Formula One's engine manufacturers have been given until the French Grand Prix to finalise an agreement for future engine rules, after failing to get their unanimous support for revised regulations ahead of today's Formula One Commission Meeting.
Although all teams gave their verbal approval to what became known as the 'Indianapolis Agreement' last weekend, a bid to get everyone's signature on the paperwork ahead of today's meeting in Paris failed.
It is understood that some of the sport's independent teams are keen to get guarantees from manufacturers that agreeing to the new rules will help reduce the cost of customer power units before they sign up.
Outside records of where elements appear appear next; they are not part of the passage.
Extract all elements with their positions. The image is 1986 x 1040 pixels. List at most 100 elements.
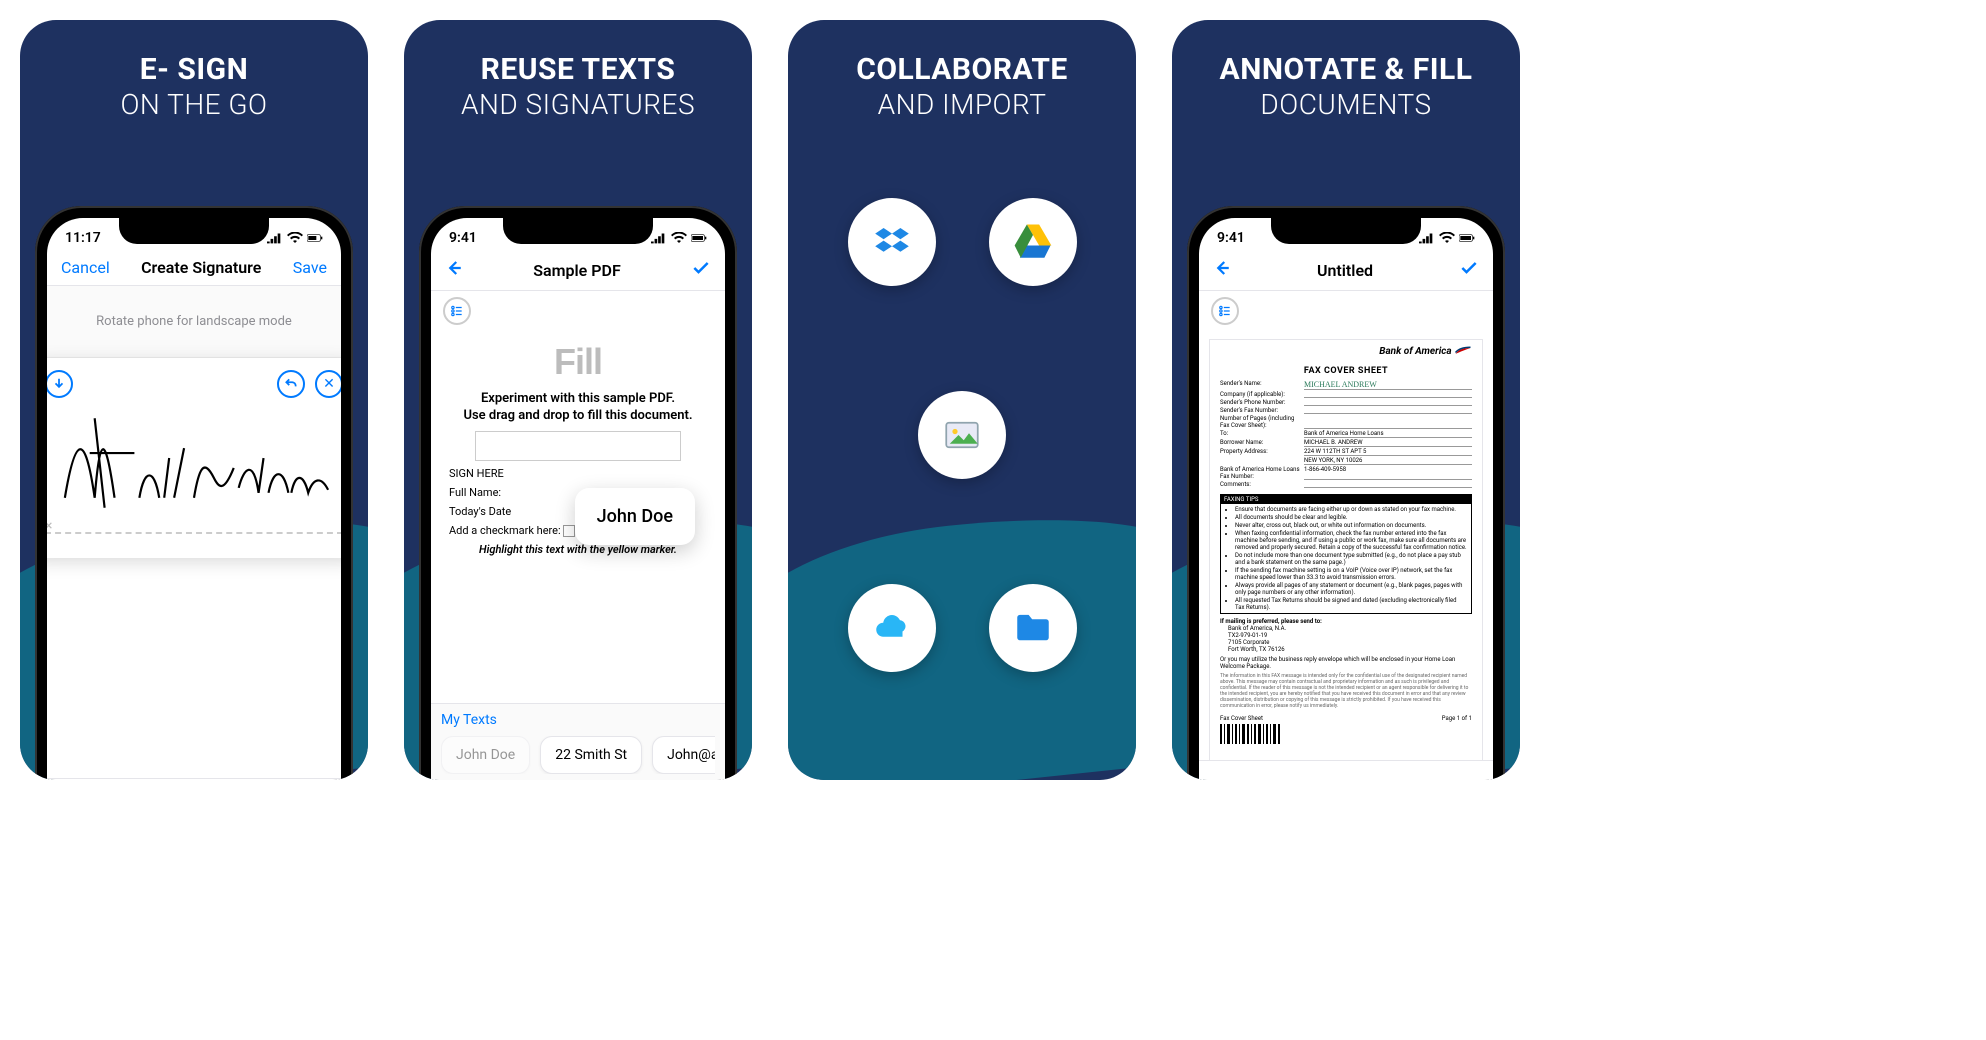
doc-footer-left: Fax Cover Sheet — [1220, 715, 1263, 722]
doc-instruction-1: Experiment with this sample PDF. — [449, 391, 707, 406]
confidential-disclaimer: The information in this FAX message is i… — [1220, 673, 1472, 709]
my-texts-panel: My Texts John Doe 22 Smith St John@abc.c — [431, 703, 725, 780]
faxing-tip: Ensure that documents are facing either … — [1235, 506, 1467, 513]
clear-button[interactable]: ✕ — [315, 370, 341, 398]
status-time: 9:41 — [1217, 230, 1245, 246]
back-button[interactable] — [1213, 259, 1231, 281]
faxing-tip: When faxing confidential information, ch… — [1235, 530, 1467, 551]
text-chip[interactable]: John@abc.c — [652, 736, 715, 774]
photos-icon[interactable] — [918, 391, 1006, 479]
signature-card: ✕ — [47, 358, 341, 558]
doc-title: FAX COVER SHEET — [1220, 366, 1472, 376]
files-icon[interactable] — [989, 584, 1077, 672]
faxing-tip: Always provide all pages of any statemen… — [1235, 582, 1467, 596]
fill-logo: Fill — [449, 341, 707, 383]
phone-screen: 9:41 Untitled — [1199, 218, 1493, 780]
faxing-tips-header: FAXING TIPS — [1221, 495, 1471, 504]
download-signature-button[interactable] — [47, 370, 73, 398]
undo-button[interactable] — [277, 370, 305, 398]
battery-icon — [691, 232, 707, 244]
icloud-icon[interactable] — [848, 584, 936, 672]
panel-headline: ANNOTATE & FILL — [1220, 54, 1473, 86]
phone-frame: 9:41 Untitled — [1187, 206, 1505, 780]
panel-headline: E- SIGN — [140, 54, 249, 86]
mailing-header: If mailing is preferred, please send to: — [1220, 618, 1472, 625]
doc-row: Bank of America Home Loans Fax Number:1-… — [1220, 466, 1472, 480]
faxing-tip: Do not include more than one document ty… — [1235, 552, 1467, 566]
doc-row: Property Address:224 W 112TH ST APT 5 — [1220, 448, 1472, 456]
doc-instruction-2: Use drag and drop to fill this document. — [449, 408, 707, 423]
phone-frame: 11:17 Cancel Create Signature Save Rotat… — [35, 206, 353, 780]
empty-field[interactable] — [475, 431, 681, 461]
panel-subhead: AND IMPORT — [878, 88, 1047, 121]
doc-row: Sender's Name:MICHAEL ANDREW — [1220, 380, 1472, 390]
nav-bar: Sample PDF — [431, 250, 725, 291]
cancel-button[interactable]: Cancel — [61, 258, 110, 277]
checkbox-box[interactable] — [563, 525, 575, 537]
doc-row: Company (if applicable): — [1220, 391, 1472, 398]
wifi-icon — [287, 232, 303, 244]
faxing-tip: If the sending fax machine setting is on… — [1235, 567, 1467, 581]
signal-icon — [651, 232, 667, 244]
doc-row: Comments: — [1220, 481, 1472, 488]
panel-subhead: ON THE GO — [120, 88, 267, 121]
status-time: 11:17 — [65, 230, 101, 246]
save-button[interactable]: Save — [293, 258, 327, 277]
text-chip[interactable]: John Doe — [441, 736, 530, 774]
google-drive-icon[interactable] — [989, 198, 1077, 286]
notch — [119, 218, 269, 244]
outline-button[interactable] — [443, 297, 471, 325]
faxing-tip: Never alter, cross out, black out, or wh… — [1235, 522, 1467, 529]
wifi-icon — [1439, 232, 1455, 244]
doc-row: Sender's Phone Number: — [1220, 399, 1472, 406]
done-button[interactable] — [1459, 258, 1479, 282]
status-icons — [267, 232, 323, 244]
status-time: 9:41 — [449, 230, 477, 246]
panel-headline: COLLABORATE — [856, 54, 1068, 86]
signature-drawing[interactable] — [47, 398, 341, 528]
phone-screen: 9:41 Sample PDF — [431, 218, 725, 780]
phone-screen: 11:17 Cancel Create Signature Save Rotat… — [47, 218, 341, 780]
label-sign: SIGN HERE — [449, 467, 707, 480]
text-chip[interactable]: 22 Smith St — [540, 736, 642, 774]
battery-icon — [307, 232, 323, 244]
promo-panel-collaborate: COLLABORATE AND IMPORT — [788, 20, 1136, 780]
doc-row: NEW YORK, NY 10026 — [1220, 457, 1472, 465]
status-icons — [1419, 232, 1475, 244]
nav-title: Untitled — [1317, 261, 1373, 280]
reply-note: Or you may utilize the business reply en… — [1220, 656, 1472, 670]
nav-bar: Cancel Create Signature Save — [47, 250, 341, 286]
outline-button[interactable] — [1211, 297, 1239, 325]
mailing-line: Bank of America, N.A. — [1228, 625, 1472, 632]
dropbox-icon[interactable] — [848, 198, 936, 286]
promo-panel-reuse: REUSE TEXTS AND SIGNATURES 9:41 Sample P… — [404, 20, 752, 780]
fax-document[interactable]: Bank of America FAX COVER SHEET Sender's… — [1209, 339, 1483, 769]
barcode — [1220, 724, 1300, 744]
promo-panel-esign: E- SIGN ON THE GO 11:17 Cancel Create Si… — [20, 20, 368, 780]
notch — [1271, 218, 1421, 244]
panel-headline: REUSE TEXTS — [481, 54, 676, 86]
doc-row: Borrower Name:MICHAEL B. ANDREW — [1220, 439, 1472, 447]
nav-title: Sample PDF — [533, 261, 620, 280]
phone-frame: 9:41 Sample PDF — [419, 206, 737, 780]
signature-baseline — [47, 532, 341, 534]
drag-chip-name[interactable]: John Doe — [575, 488, 695, 545]
signal-icon — [1419, 232, 1435, 244]
my-texts-title: My Texts — [441, 712, 715, 728]
doc-row: To:Bank of America Home Loans — [1220, 430, 1472, 438]
promo-panel-annotate: ANNOTATE & FILL DOCUMENTS 9:41 Untitled — [1172, 20, 1520, 780]
rotate-hint: Rotate phone for landscape mode — [47, 286, 341, 358]
battery-icon — [1459, 232, 1475, 244]
doc-row: Number of Pages (including Fax Cover She… — [1220, 415, 1472, 429]
back-button[interactable] — [445, 259, 463, 281]
pen-toolbar — [47, 778, 341, 780]
nav-bar: Untitled — [1199, 250, 1493, 291]
done-button[interactable] — [691, 258, 711, 282]
nav-title: Create Signature — [141, 258, 261, 277]
panel-subhead: DOCUMENTS — [1260, 88, 1431, 121]
faxing-tips-box: FAXING TIPS Ensure that documents are fa… — [1220, 494, 1472, 614]
label-highlight: Highlight this text with the yellow mark… — [449, 543, 707, 556]
status-icons — [651, 232, 707, 244]
mailing-line: 7105 Corporate — [1228, 639, 1472, 646]
annotation-toolbar: Signature A Text Date Stamp Icon — [1199, 760, 1493, 780]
The failure to get unanimous support ahead of the F1 Commission Meeting could have left the FIA free to press ahead fully with their plans for full engine homologation in 2008.
However, with the FIA aware that a deal on future engines is close, positive discussions within the meeting resulted in the manufacturers being told that if they can get their unanimity by Magny-Cours then the FIA will be willing to listen to the proposal.
The French Grand Prix deadline is a welcome relief to the manufacturers, especially because the original deadline to make changes to the 2008 regulations was June 30.
The manufacturers are hoping to avoid the threat of a full engine freeze in Formula One from 2008. The Indianapolis Agreement proposes a four-year part homologation plan from the start of 2007.
Honda's Otmar Szafnauer, who has played a key role in framing the revised engine rules, said at Indianapolis last weekend that he was hopeful the FIA would accept the proposal if it was not signed until the French Grand Prix.
"All we would have to do is change the title from Indianapolis to Magny-Cours," he explained. "I would still be okay if everyone signed it."